Letting Go

7/31/2024

Written by: Nancy Purtlebaugh


I remember the first time both my boys were placed in my arms, that feeling of pure elated joy. And the feeling that in that moment they were fully mine. Without understanding that every moment after that I would be slowly letting them go.

In that first moment they were laid on my chest and into my arms, they felt like they fully belonged to me, then in the next moment they were placed in someone else’s arms I was giving a little piece of them away.
On August 1 my baby boy will be leaving to move to a new city. Not the next city over, or the next state over. Nope, Savannah, GA. Basically 11 hours from here. When just yesterday I was dropping him off at preschool. He was clinging to me, crying-saying Mommy don’t leave me. I told him, it will be okay–it’s only for a little while and Mommy will be back.

When he drives away, it will be him reminding me it’s going to be okay, he will be back to visit. But he needs to spread his wings. This time it will be me with tears streaming down my face. All the times before were leading us up to this moment of letting him go.
Leaving him overnight with my mom for the first time as a baby.
Watching him take his first steps
Seeing him pedal away with no training wheels
Dropping him off at kindergarten
Overnights with friends
A week away from home
His first job
Driving away in his first car
Dropping him off at college………..and all the many moments in between.

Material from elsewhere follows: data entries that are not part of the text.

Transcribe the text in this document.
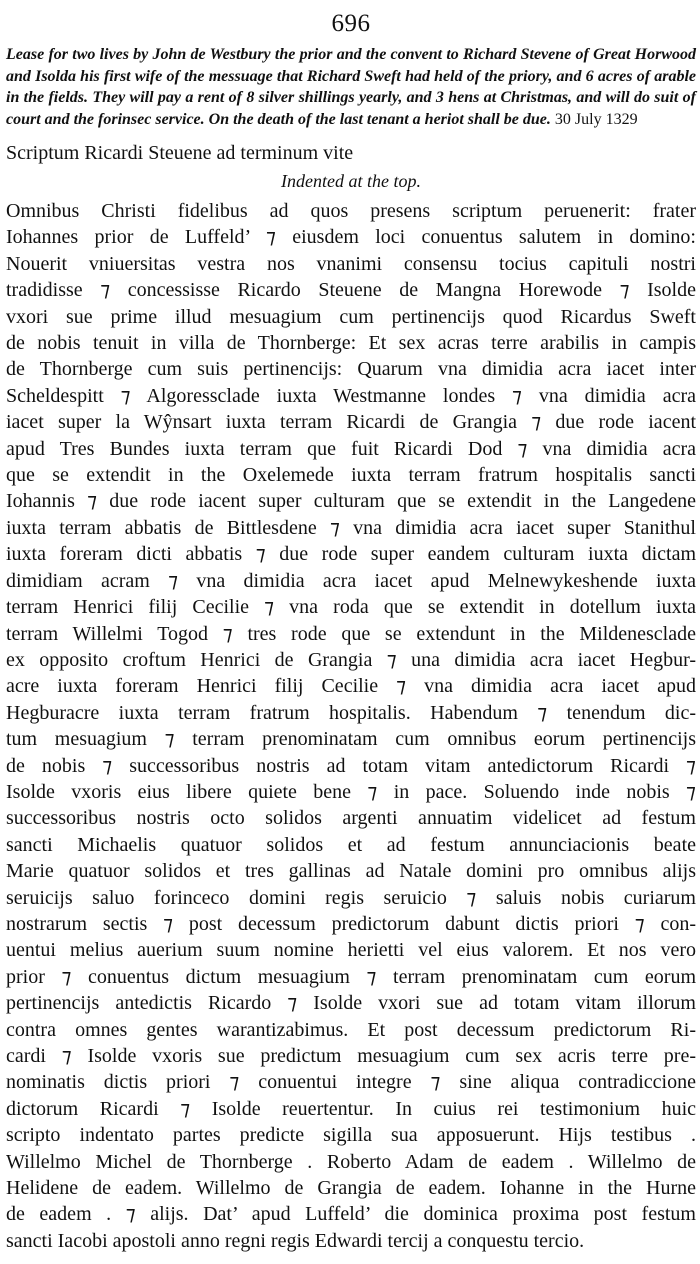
696

Lease for two lives by John de Westbury the prior and the convent to Richard Stevene of Great Horwood and Isolda his first wife of the messuage that Richard Sweft had held of the priory, and 6 acres of arable in the fields. They will pay a rent of 8 silver shillings yearly, and 3 hens at Christmas, and will do suit of court and the forinsec service. On the death of the last tenant a heriot shall be due. 30 July 1329

Scriptum Ricardi Steuene ad terminum vite
Indented at the top.
Omnibus Christi fidelibus ad quos presens scriptum peruenerit: frater
Iohannes prior de Luffeld’ ⁊ eiusdem loci conuentus salutem in domino:
Nouerit vniuersitas vestra nos vnanimi consensu tocius capituli nostri
tradidisse ⁊ concessisse Ricardo Steuene de Mangna Horewode ⁊ Isolde
vxori sue prime illud mesuagium cum pertinencijs quod Ricardus Sweft
de nobis tenuit in villa de Thornberge: Et sex acras terre arabilis in campis
de Thornberge cum suis pertinencijs: Quarum vna dimidia acra iacet inter
Scheldespitt ⁊ Algoressclade iuxta Westmanne londes ⁊ vna dimidia acra
iacet super la Wŷnsart iuxta terram Ricardi de Grangia ⁊ due rode iacent
apud Tres Bundes iuxta terram que fuit Ricardi Dod ⁊ vna dimidia acra
que se extendit in the Oxelemede iuxta terram fratrum hospitalis sancti
Iohannis ⁊ due rode iacent super culturam que se extendit in the Langedene
iuxta terram abbatis de Bittlesdene ⁊ vna dimidia acra iacet super Stanithul
iuxta foreram dicti abbatis ⁊ due rode super eandem culturam iuxta dictam
dimidiam acram ⁊ vna dimidia acra iacet apud Melnewykeshende iuxta
terram Henrici filij Cecilie ⁊ vna roda que se extendit in dotellum iuxta
terram Willelmi Togod ⁊ tres rode que se extendunt in the Mildenesclade
ex opposito croftum Henrici de Grangia ⁊ una dimidia acra iacet Hegbur-
acre iuxta foreram Henrici filij Cecilie ⁊ vna dimidia acra iacet apud
Hegburacre iuxta terram fratrum hospitalis. Habendum ⁊ tenendum dic-
tum mesuagium ⁊ terram prenominatam cum omnibus eorum pertinencijs
de nobis ⁊ successoribus nostris ad totam vitam antedictorum Ricardi ⁊
Isolde vxoris eius libere quiete bene ⁊ in pace. Soluendo inde nobis ⁊
successoribus nostris octo solidos argenti annuatim videlicet ad festum
sancti Michaelis quatuor solidos et ad festum annunciacionis beate
Marie quatuor solidos et tres gallinas ad Natale domini pro omnibus alijs
seruicijs saluo forinceco domini regis seruicio ⁊ saluis nobis curiarum
nostrarum sectis ⁊ post decessum predictorum dabunt dictis priori ⁊ con-
uentui melius auerium suum nomine herietti vel eius valorem. Et nos vero
prior ⁊ conuentus dictum mesuagium ⁊ terram prenominatam cum eorum
pertinencijs antedictis Ricardo ⁊ Isolde vxori sue ad totam vitam illorum
contra omnes gentes warantizabimus. Et post decessum predictorum Ri-
cardi ⁊ Isolde vxoris sue predictum mesuagium cum sex acris terre pre-
nominatis dictis priori ⁊ conuentui integre ⁊ sine aliqua contradiccione
dictorum Ricardi ⁊ Isolde reuertentur. In cuius rei testimonium huic
scripto indentato partes predicte sigilla sua apposuerunt. Hijs testibus .
Willelmo Michel de Thornberge . Roberto Adam de eadem . Willelmo de
Helidene de eadem. Willelmo de Grangia de eadem. Iohanne in the Hurne
de eadem . ⁊ alijs. Dat’ apud Luffeld’ die dominica proxima post festum
sancti Iacobi apostoli anno regni regis Edwardi tercij a conquestu tercio.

I tell my boys all the time, being a mom is tricky business. We are given these children by God, on loan for a little while. We are made to love and nurture them–day in and day out. To teach them, to lead and guide them. Then our job is ultimately to let them go. Oh mommas, this is hard, isn’t it? How do we do this?? I think it begins with trusting that the One who entrusted them to us knows how to take care of them better than we do.

I’ll be the first to admit that letting go is not my strong suit, especially when it comes to people. So as I write these words–please know this isn’t easy for me. I also know the harder I try to hold on, the harder it is for them to breathe on their own, and the harder it will be for them to find their own way.

It has taken time spent with God in prayer and in His word to understand our most important job as parents is to guide them in their relationship with Him. Train a child in the way he should go and when he is old he will not turn from it. Proverbs 22:6. 

I think about Mary’s example in the Bible. She had to let go too–in so many ways–yet she fully trusted God. From the moment she found out she was pregnant she knew she was carrying God’s child. She knew He would be different. When he was a young child she would understand even a little more.

Every year his parents went to Jerusalem for the Feast of the Passover. When he was twelve years old, they went up to the Feast, according to the custom. After the Feast was over, while his parents were returning home, the boy Jesus stayed behind in Jerusalem, but they were unaware of it. Thinking he was in their company, they traveled on for a day. Then they began looking for him among their relatives and friends. When they did not find him, they went back to Jerusalem to look for him. After three days they found him in the temple courts sitting among the teachers, listening to them and asking them questions. Everyone who heard him was amazed at his understanding and his answers. When his parents saw him, they were astonished. His mother said to him, “Son, why have you treated us like this? Your father and I have been anxiously looking for you.” “Why have you been searching for me?” he asked. “Didn’t you know I had to be in my Father’s house?” But they did not understand what he was saying to them. Then he went down to Nazareth with them and was obedient to them. But His mother treasured all these things in her heart. And Jesus grew in wisdom and stature, and in favor with God and men. Luke 2:41-52

Can you imagine losing your child for that many days and not knowing where they are? And yet I know some, many of you can–for many different reasons. I can only imagine that is a whole different kind of letting go. Please know at this moment I’m praying for you.

From the beginning Mary was letting go of Jesus, yet just like us and our children–He was never fully hers. He was on loan from God to her-for a little while. Yet Mary treasured all these things in her heart. Because I think, even though it was unimaginably hard–she knew and trusted God’s plan for her child was better.

So maybe, just maybe-today I can trust God’s plan is better for my child than I could imagine. I am going to treasure these things up in my heart as well–the letting go of my children–back into the arms of God, where they fully belong.